The spread of antimicrobial resistance stimulates discovery strategies that place emphasis on mechanisms circumventing the drawbacks of traditional antibiotics and on agents that hit multiple targets. Host defense peptides (HDPs) are promising candidates in this regard. Here we demonstrate that a given HDP sequence intrinsically encodes for tuneable mechanisms of membrane disruption. Using an archetypal HDP (cecropin B) we show that subtle structural alterations convert antimicrobial mechanisms from native carpet-like scenarios to poration and non-porating membrane exfoliation. Such distinct mechanisms, studied using low- and high-resolution spectroscopy, nanoscale imaging and molecular dynamics simulations, all maintain strong antimicrobial effects, albeit with diminished activity against pathogens resistant to HDPs. The strategy offers an effective search paradigm for the sequence probing of discrete antimicrobial mechanisms within a single HDP.

Figure 1

Cecropin sequence probes. Peptide sequences, linear (a) and configured on helical wheels (b). Blue and grey cylinders denote helical N-terminal (blue) and C-terminal (grey) domains. Lysines are in blue, arginines and neutral polar residues are in light blue, relative identities of hydrophobic residues are in yellow. Glycine residues are in red and glycine zippers are highlighted by overarching horizontal brown brackets. Glycine residues in ChoC and their replacements in ChoM are in orange in the helical wheels. Green lines in the helical wheels of ChoC and ChoM indicate polar angles. The AGPA hinge and the W2 residue are underlined. A coiled-coil designation, gabcdef, is shown along the CecM sequence. Heptad repeats are shown underneath.

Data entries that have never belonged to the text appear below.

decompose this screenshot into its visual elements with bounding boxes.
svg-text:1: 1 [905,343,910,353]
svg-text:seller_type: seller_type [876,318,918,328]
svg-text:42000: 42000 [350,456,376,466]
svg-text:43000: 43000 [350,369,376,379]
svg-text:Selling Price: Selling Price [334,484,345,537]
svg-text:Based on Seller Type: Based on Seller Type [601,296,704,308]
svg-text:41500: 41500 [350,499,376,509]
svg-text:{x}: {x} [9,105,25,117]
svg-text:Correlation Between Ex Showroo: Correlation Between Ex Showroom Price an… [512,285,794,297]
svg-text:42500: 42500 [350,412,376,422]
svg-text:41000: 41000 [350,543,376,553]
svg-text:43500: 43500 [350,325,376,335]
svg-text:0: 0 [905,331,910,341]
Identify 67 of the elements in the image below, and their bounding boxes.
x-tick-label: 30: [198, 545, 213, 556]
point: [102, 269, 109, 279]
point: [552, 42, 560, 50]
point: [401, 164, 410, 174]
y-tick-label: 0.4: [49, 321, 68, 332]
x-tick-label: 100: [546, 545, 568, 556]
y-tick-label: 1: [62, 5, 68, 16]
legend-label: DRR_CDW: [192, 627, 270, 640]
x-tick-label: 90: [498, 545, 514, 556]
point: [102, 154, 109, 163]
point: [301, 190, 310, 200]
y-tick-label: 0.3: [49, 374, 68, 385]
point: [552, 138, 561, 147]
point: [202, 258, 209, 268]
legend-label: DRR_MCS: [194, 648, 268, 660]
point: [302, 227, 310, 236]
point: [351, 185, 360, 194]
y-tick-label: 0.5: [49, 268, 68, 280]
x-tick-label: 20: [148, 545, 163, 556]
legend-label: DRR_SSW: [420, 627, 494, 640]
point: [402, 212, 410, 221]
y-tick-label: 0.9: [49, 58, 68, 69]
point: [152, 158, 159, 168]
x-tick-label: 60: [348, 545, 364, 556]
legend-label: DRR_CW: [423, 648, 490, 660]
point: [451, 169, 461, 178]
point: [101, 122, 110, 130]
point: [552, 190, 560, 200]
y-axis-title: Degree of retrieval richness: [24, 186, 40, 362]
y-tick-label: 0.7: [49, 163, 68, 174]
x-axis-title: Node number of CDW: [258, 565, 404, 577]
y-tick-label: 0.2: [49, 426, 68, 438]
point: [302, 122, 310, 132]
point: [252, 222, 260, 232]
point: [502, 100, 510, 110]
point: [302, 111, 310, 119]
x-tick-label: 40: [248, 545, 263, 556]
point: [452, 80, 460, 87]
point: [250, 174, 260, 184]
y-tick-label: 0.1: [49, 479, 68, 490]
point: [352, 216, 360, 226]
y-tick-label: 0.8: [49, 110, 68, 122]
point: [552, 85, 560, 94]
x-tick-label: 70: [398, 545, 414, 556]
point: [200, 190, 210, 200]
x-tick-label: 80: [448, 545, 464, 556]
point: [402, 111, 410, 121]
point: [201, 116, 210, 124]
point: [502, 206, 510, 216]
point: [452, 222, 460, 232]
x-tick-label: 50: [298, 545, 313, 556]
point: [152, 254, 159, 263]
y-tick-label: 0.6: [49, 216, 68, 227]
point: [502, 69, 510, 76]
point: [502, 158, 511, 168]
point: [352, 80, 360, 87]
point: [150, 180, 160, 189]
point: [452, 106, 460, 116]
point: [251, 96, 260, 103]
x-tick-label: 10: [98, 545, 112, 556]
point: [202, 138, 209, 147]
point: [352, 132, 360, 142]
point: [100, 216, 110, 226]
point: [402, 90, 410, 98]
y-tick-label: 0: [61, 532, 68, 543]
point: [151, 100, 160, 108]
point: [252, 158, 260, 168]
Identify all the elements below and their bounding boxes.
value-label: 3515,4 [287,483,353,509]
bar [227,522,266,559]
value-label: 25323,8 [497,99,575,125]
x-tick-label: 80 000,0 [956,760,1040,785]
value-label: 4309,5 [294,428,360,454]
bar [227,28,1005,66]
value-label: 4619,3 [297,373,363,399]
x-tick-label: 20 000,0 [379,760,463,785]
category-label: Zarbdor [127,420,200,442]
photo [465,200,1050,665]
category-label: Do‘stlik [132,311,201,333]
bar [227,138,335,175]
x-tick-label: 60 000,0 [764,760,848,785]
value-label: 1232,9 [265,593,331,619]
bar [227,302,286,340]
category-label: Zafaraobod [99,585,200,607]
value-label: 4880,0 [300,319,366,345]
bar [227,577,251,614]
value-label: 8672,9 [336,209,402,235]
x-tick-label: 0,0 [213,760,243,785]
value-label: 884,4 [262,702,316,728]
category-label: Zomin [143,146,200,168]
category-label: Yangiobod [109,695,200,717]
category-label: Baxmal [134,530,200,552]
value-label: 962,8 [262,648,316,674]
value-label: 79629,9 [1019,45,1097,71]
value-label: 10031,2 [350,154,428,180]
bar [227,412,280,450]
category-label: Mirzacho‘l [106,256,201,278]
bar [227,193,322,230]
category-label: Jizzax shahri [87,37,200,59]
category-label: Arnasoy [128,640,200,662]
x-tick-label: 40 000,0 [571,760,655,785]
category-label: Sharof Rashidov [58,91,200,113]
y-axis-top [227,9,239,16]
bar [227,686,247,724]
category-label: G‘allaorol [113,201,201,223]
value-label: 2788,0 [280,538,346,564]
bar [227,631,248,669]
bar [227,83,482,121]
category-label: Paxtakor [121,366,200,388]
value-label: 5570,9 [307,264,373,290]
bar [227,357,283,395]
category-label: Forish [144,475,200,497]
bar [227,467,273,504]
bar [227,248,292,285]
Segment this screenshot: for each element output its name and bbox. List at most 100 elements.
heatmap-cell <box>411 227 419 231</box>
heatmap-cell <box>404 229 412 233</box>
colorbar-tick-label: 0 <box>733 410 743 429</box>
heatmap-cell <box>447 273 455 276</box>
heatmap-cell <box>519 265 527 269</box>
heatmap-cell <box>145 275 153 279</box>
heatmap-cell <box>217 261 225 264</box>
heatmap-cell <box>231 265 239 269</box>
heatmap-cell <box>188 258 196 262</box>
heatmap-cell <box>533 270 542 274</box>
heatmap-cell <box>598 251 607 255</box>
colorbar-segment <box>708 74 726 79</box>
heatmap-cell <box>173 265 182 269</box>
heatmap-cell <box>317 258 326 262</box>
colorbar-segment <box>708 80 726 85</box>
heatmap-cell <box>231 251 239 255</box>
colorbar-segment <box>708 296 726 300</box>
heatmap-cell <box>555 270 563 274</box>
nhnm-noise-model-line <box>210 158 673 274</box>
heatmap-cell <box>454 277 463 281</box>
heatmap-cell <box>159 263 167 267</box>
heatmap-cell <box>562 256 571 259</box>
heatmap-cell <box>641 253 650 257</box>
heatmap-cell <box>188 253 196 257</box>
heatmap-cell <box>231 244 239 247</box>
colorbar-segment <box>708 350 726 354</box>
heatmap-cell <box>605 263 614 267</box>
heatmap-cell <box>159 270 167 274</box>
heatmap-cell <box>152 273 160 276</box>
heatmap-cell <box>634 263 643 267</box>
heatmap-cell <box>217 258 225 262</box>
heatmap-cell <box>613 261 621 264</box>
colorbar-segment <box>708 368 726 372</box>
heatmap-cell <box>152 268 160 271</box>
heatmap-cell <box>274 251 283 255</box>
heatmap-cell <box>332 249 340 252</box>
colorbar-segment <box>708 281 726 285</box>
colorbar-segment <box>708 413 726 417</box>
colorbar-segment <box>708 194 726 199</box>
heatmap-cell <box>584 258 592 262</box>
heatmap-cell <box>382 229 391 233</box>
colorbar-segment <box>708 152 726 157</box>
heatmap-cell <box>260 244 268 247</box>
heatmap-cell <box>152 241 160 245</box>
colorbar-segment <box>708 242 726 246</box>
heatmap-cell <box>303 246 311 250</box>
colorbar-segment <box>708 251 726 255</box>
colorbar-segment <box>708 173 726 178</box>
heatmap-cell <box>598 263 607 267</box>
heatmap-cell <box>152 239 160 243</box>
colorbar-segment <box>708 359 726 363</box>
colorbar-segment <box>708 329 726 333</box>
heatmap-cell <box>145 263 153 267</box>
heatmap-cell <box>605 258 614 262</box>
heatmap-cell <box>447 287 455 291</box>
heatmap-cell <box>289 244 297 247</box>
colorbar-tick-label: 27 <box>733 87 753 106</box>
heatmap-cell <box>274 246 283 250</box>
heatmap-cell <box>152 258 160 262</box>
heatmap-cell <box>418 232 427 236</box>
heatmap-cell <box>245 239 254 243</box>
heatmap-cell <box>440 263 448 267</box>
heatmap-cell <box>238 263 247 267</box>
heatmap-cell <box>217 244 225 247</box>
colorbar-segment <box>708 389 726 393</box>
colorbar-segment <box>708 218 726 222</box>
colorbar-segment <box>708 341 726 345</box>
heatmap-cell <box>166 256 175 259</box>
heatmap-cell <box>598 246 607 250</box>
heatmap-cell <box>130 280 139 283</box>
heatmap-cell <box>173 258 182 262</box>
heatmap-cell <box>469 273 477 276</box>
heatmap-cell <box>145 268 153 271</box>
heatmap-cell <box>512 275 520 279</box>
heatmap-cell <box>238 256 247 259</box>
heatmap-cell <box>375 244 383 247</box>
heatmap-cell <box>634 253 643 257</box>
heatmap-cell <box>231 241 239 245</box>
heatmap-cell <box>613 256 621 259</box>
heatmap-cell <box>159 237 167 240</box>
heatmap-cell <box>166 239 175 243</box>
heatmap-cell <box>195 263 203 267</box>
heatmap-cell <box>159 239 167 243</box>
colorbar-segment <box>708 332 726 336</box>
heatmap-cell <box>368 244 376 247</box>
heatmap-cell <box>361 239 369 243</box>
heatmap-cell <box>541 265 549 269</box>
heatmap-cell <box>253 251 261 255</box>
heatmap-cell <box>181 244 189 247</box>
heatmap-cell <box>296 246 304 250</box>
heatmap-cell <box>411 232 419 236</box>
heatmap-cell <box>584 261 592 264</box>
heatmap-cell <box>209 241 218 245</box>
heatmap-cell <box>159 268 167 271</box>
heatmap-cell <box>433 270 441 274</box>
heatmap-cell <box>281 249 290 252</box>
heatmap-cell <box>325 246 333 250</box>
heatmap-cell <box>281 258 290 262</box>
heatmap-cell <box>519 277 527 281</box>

Only two i, i + 7 pairs are given for clarity. (c) A schematic representation of a carpet-like mechanism by CecB oriented flat on a phospholipid bilayer. For clarity, only one phospholipid per leaflet is shown (aliphatic chains in grey, headgroups in pink).

Figure 2

Membrane disruption mechanisms in DLPC/DLPG (3:1, molar ratio) supported lipid bilayers. (a) Schematic representations of relative orientations of cecropin peptides in lipid bilayers: (from top down) CecB, CecM, Choc and ChoM. Designations are as in Fig. 1. (b) Topography of SLBs treated with cecropin peptides (left) and cross-sections along the highlighted lines (right). The images were taken at 90 min (CecB), 15 min (CecM), 10 min (ChoC) and 6 min (ChoM) of incubation. Color scale is 6 nm.

Figure 3

Peptide orientations in membranes. (a) 0.5 µs snapshots of molecular dynamics simulations for individual cecropin peptides in AUVs. (b) A representative simulation for ChoM following an equilibration phase (0 ns). Key: peptide helices are in magenda, lipid aliphatic chains are in cyan, phospholipid headgroups are green spheres (see also Movies S1–S4).

Figure 4

ChoM orientation in AUVs. (a) Oriented ²H NMR quadrupolar splittings in AUVs (POPC/POPG, 3:1 molar ratio) at L/P ratio 25 for four ChoM mutants each with a single deuterated alanine (Ala-d₃) mutation at positions 4, 8, 12 and 20, respectively. (b) A GALA-derived helix model showing relative positions of labelled Ala-d₃ (brown).